First of all, I was reading Terry Tao's discussion about the construction of the standard number system and was very pleased with the way in which $\mathbb{C}$ can be systematically constructed from the natural numbers through a system of homomorphisms (as a direct limit): $$\mathbb{N} \hookrightarrow \mathbb{Z} \hookrightarrow \mathbb{Q} \hookrightarrow \mathbb{R} \hookrightarrow \mathbb{C}$$

In particular, he talks about how the integers can be constructed as the space of equivalence classes of formal differences between natural numbers, where $$[a-b]\sim[c-d ] \iff a+d=b+c$$ with $a,b,c,d\in\mathbb{N}.$ He then goes on to say "with the arithmetic operations extended in a manner consistent with the laws of algebra."


Now, for $(\mathbb{N},+,\cdot)$ addition is straight forward, and $$n\cdot k:=\underbrace{k+\cdots+k}_{n\;\text{times}}$$ is well defined with $n\cdot k=k\cdot n$. Moreover, the distributive law, $n\cdot(m+k)=n\cdot m+n\cdot k$, also holds.

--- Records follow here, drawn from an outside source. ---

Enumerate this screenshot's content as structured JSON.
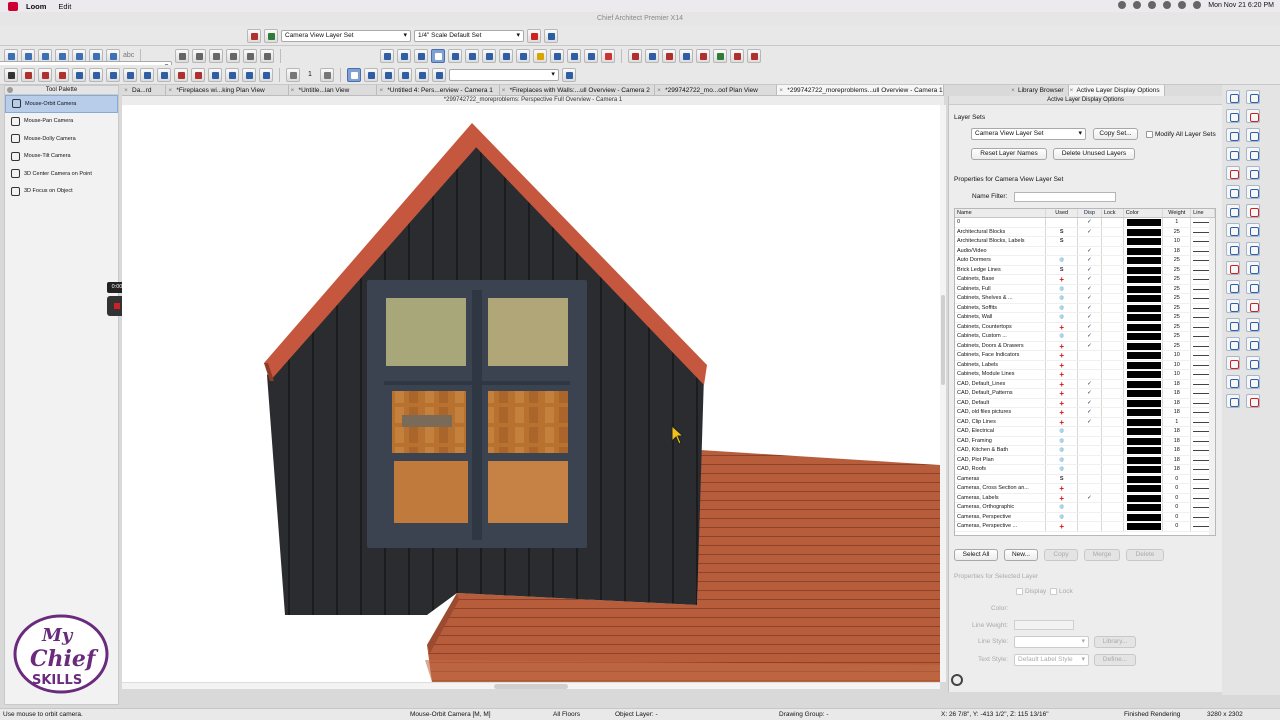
{
  "menubar": {
    "app": "Loom",
    "edit": "Edit",
    "datetime": "Mon Nov 21  6:20 PM"
  },
  "window_title": "Chief Architect Premier X14",
  "toolbar": {
    "layer_set": "Camera View Layer Set",
    "scale_set": "1/4\" Scale Default Set",
    "counter_value": "1",
    "spell_label": "abc"
  },
  "palette": {
    "title": "Tool Palette",
    "items": [
      "Mouse-Orbit Camera",
      "Mouse-Pan Camera",
      "Mouse-Dolly Camera",
      "Mouse-Tilt Camera",
      "3D Center Camera on Point",
      "3D Focus on Object"
    ]
  },
  "recorder": {
    "time": "0:00"
  },
  "view_tabs": [
    "Da...rd",
    "*Fireplaces wi...king Plan View",
    "*Untitle...lan View",
    "*Untitled 4: Pers...erview - Camera 1",
    "*Fireplaces with Walls:...ull Overview - Camera 2",
    "*299742722_mo...oof Plan View",
    "*299742722_moreproblems...ull Overview - Camera 1"
  ],
  "view_title": "*299742722_moreproblems: Perspective Full Overview - Camera 1",
  "right_tabs": [
    "Library Browser",
    "Active Layer Display Options"
  ],
  "panel": {
    "title": "Active Layer Display Options",
    "layer_sets_label": "Layer Sets",
    "layer_set_value": "Camera View Layer Set",
    "copy_set": "Copy Set...",
    "modify_all": "Modify All Layer Sets",
    "reset_names": "Reset Layer Names",
    "delete_unused": "Delete Unused Layers",
    "properties_for": "Properties for Camera View Layer Set",
    "name_filter": "Name Filter:",
    "columns": [
      "Name",
      "Used",
      "Disp",
      "Lock",
      "Color",
      "Weight",
      "Line"
    ],
    "rows": [
      {
        "name": "0",
        "used": "",
        "disp": "✓",
        "weight": "1"
      },
      {
        "name": "Architectural Blocks",
        "used": "S",
        "disp": "✓",
        "weight": "25"
      },
      {
        "name": "Architectural Blocks, Labels",
        "used": "S",
        "disp": "",
        "weight": "10"
      },
      {
        "name": "Audio/Video",
        "used": "",
        "disp": "✓",
        "weight": "18"
      },
      {
        "name": "Auto Dormers",
        "used": "eye",
        "disp": "✓",
        "weight": "25"
      },
      {
        "name": "Brick Ledge Lines",
        "used": "S",
        "disp": "✓",
        "weight": "25"
      },
      {
        "name": "Cabinets,  Base",
        "used": "+",
        "disp": "✓",
        "weight": "25"
      },
      {
        "name": "Cabinets,  Full",
        "used": "eye",
        "disp": "✓",
        "weight": "25"
      },
      {
        "name": "Cabinets,  Shelves & ...",
        "used": "eye",
        "disp": "✓",
        "weight": "25"
      },
      {
        "name": "Cabinets,  Soffits",
        "used": "eye",
        "disp": "✓",
        "weight": "25"
      },
      {
        "name": "Cabinets,  Wall",
        "used": "eye",
        "disp": "✓",
        "weight": "25"
      },
      {
        "name": "Cabinets, Countertops",
        "used": "+",
        "disp": "✓",
        "weight": "25"
      },
      {
        "name": "Cabinets, Custom ...",
        "used": "eye",
        "disp": "✓",
        "weight": "25"
      },
      {
        "name": "Cabinets, Doors & Drawers",
        "used": "+",
        "disp": "✓",
        "weight": "25"
      },
      {
        "name": "Cabinets, Face Indicators",
        "used": "+",
        "disp": "",
        "weight": "10"
      },
      {
        "name": "Cabinets, Labels",
        "used": "+",
        "disp": "",
        "weight": "10"
      },
      {
        "name": "Cabinets, Module Lines",
        "used": "+",
        "disp": "",
        "weight": "10"
      },
      {
        "name": "CAD,  Default_Lines",
        "used": "+",
        "disp": "✓",
        "weight": "18"
      },
      {
        "name": "CAD,  Default_Patterns",
        "used": "+",
        "disp": "✓",
        "weight": "18"
      },
      {
        "name": "CAD,  Default",
        "used": "+",
        "disp": "✓",
        "weight": "18"
      },
      {
        "name": "CAD,  old files pictures",
        "used": "+",
        "disp": "✓",
        "weight": "18"
      },
      {
        "name": "CAD, Clip Lines",
        "used": "+",
        "disp": "✓",
        "weight": "1"
      },
      {
        "name": "CAD, Electrical",
        "used": "eye",
        "disp": "",
        "weight": "18"
      },
      {
        "name": "CAD, Framing",
        "used": "eye",
        "disp": "",
        "weight": "18"
      },
      {
        "name": "CAD, Kitchen & Bath",
        "used": "eye",
        "disp": "",
        "weight": "18"
      },
      {
        "name": "CAD, Plot Plan",
        "used": "eye",
        "disp": "",
        "weight": "18"
      },
      {
        "name": "CAD, Roofs",
        "used": "eye",
        "disp": "",
        "weight": "18"
      },
      {
        "name": "Cameras",
        "used": "S",
        "disp": "",
        "weight": "0"
      },
      {
        "name": "Cameras, Cross Section an...",
        "used": "+",
        "disp": "",
        "weight": "0"
      },
      {
        "name": "Cameras, Labels",
        "used": "+",
        "disp": "✓",
        "weight": "0"
      },
      {
        "name": "Cameras, Orthographic",
        "used": "eye",
        "disp": "",
        "weight": "0"
      },
      {
        "name": "Cameras, Perspective",
        "used": "eye",
        "disp": "",
        "weight": "0"
      },
      {
        "name": "Cameras, Perspective ...",
        "used": "+",
        "disp": "",
        "weight": "0"
      }
    ],
    "select_all": "Select All",
    "new": "New...",
    "copy": "Copy",
    "merge": "Merge",
    "delete": "Delete",
    "props_selected": "Properties for Selected Layer",
    "display": "Display",
    "lock": "Lock",
    "color": "Color:",
    "line_weight": "Line Weight:",
    "line_style": "Line Style:",
    "library": "Library...",
    "text_style": "Text Style:",
    "text_style_value": "Default Label Style",
    "define": "Define..."
  },
  "status": {
    "hint": "Use mouse to orbit camera.",
    "tool": "Mouse-Orbit Camera [M, M]",
    "floors": "All Floors",
    "object_layer": "Object Layer: -",
    "drawing_group": "Drawing Group: -",
    "coords": "X: 26 7/8\", Y: -413 1/2\", Z: 115 13/16\"",
    "render": "Finished Rendering",
    "size": "3280 x 2302"
  },
  "logo": {
    "line1": "My",
    "line2": "Chief",
    "line3": "SKILLS"
  },
  "colors": {
    "siding": "#26282b",
    "trim": "#c4573d",
    "deck": "#b35a3a",
    "frame": "#3b4350",
    "accent": "#7fa2d6"
  }
}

However, when I want to construct $(\mathbb{Z},+,\cdot)$ as above, I run into some trouble. Addition of two equivalence classes seems pretty straightforward, given by $$[a-b] + [c-d] := [ (a+c)-(b+d) ],$$ and is well defined. This makes sense as we simply "add up" the positive and negative amounts together. This definition also behaves nicely with the map $\varphi:\mathbb{N}\hookrightarrow\mathbb{Z}$, given by $n\mapsto[ n-0 ]$; with $\varphi(n+k)=\varphi(n)+\varphi(k)$, where the second addition is the addition of equivalence classes. Moreover, we have commutativity of addition; the existence of an additive identity, namely $[0-0]$; and the existence of additive inverses, $[a-b]+[b-a]\sim[0-0].$

But now, when I try to define the multiplication of classes, I am unsure how to proceed:

If we consider our usual algebraic rules, we get that $$(a-b)\cdot(c-d)=a\cdot c-a\cdot d-b\cdot c+b\cdot d,$$ which might lead us to define the multiplication of two equivalence classes as $$[ a-b ]\cdot[ c-d ]:=[ (a\cdot c+b\cdot d)-(a\cdot c+b\cdot c) ].$$ Now it's easy to check that this is indeed well defined, and obeys the distributive law with the definition of addition we've given above. However I feel that we've simply gone in a circle (logically) as we've assumed a priori that $(-b)\cdot c=-(b\cdot c)$ and $(-b)\cdot(-d)=-(b\cdot d)$.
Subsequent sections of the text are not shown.